Understanding Chain Replication

July 28, 2017 Tech 本文总阅读量次

I learned the idea of chain replication from hibari,

Hibari is a production-ready, distributed, ordered key-value, big data store. Hibari uses chain replication for strong consistency, high-availability, and durability. Hibari has excellent performance especially for read and large value operations.

The term “strong consistency” indeed caught my attention as I already know a few key-value storage services with only eventually consistency, e.g., openstack swift. I read its doc to find out the key tech sitting in the core is called “chain replication”. I did some investigation about this concept which actually back to very early days in 2004 in a OSDI paper.

The idea is actually very easy to understand.

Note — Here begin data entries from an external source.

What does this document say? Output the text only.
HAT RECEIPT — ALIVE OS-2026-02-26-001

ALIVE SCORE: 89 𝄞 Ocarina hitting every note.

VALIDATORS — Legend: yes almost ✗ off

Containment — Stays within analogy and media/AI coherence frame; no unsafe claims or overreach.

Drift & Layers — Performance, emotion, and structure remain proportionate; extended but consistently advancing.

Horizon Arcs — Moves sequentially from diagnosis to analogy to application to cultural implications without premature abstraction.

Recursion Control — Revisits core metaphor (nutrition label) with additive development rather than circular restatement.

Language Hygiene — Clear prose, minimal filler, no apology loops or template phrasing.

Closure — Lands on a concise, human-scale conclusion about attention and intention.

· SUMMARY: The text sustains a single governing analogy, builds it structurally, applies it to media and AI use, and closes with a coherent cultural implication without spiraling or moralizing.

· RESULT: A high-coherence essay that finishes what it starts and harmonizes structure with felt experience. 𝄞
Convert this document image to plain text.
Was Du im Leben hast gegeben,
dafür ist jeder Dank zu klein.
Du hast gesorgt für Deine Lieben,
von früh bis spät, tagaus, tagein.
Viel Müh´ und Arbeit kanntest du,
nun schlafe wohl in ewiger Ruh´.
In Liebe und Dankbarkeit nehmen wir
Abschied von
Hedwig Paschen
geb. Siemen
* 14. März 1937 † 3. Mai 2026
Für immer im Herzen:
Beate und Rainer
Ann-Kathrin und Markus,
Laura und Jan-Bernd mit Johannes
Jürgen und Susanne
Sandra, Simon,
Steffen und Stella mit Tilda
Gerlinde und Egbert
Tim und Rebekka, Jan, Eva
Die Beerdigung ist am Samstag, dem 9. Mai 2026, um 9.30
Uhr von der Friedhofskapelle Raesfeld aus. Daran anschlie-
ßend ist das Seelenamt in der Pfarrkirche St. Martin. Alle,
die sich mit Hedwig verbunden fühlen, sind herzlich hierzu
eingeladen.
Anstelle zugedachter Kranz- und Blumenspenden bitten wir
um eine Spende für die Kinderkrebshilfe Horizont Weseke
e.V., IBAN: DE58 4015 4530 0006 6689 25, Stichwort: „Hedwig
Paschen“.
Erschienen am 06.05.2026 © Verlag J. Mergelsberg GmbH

The service maintains a set of chains. Each chain is a sequence of servers, where one server is called the head, and one is called the tail; all servers in between are middle servers. The figure in the very beginning shows such an example with two middle servers. Each write request is directed to the head server, and the update is pipelined from the head server to the tail server though the chain. Read requests are directed to only tail servers. What a client can read from the chain is definitely replicated across all servers belonging to the chain, and therefore, strong consistency is guaranteed.

Though the idea sounds straightforward, there are few practical issues. First of all, the traffic load at tail servers is higher than other servers, since they handle both write and read traffics. A load balancing aware chain organization algorithm is needed to balance the load across all servers. For instance, one server may be middle server of one chain and meanwhile tail server of another chain (see Fig. 3 in the Hibari paper). Another problem is failure handling. There should be a way of detecting failed servers, which turns out to be non-trivial in such distributed world. There are also plenty of issues about recovering from failures, replication, and migration. In conclusion, this “simple” idea comes with a bunch of tough issues.

There are only few open source projects based on chain replication, such as Hibari and CorfuDB. One fundamental reason may be the cost paid for strong consistency is too high. One killer application for object storage is handling highly massive objects such as user data in social network companies. However, the chain can never cross data centers in order for low latency. The idea of using chained servers is not really new. HDFS also use a pipeline to optimize data transfer latency while achieving strong consistency. Therefore, if the number of files is not a issue, storing them directly on HDFS might be a reasonable choice, given the advantage of naive integration with other Hadoop components.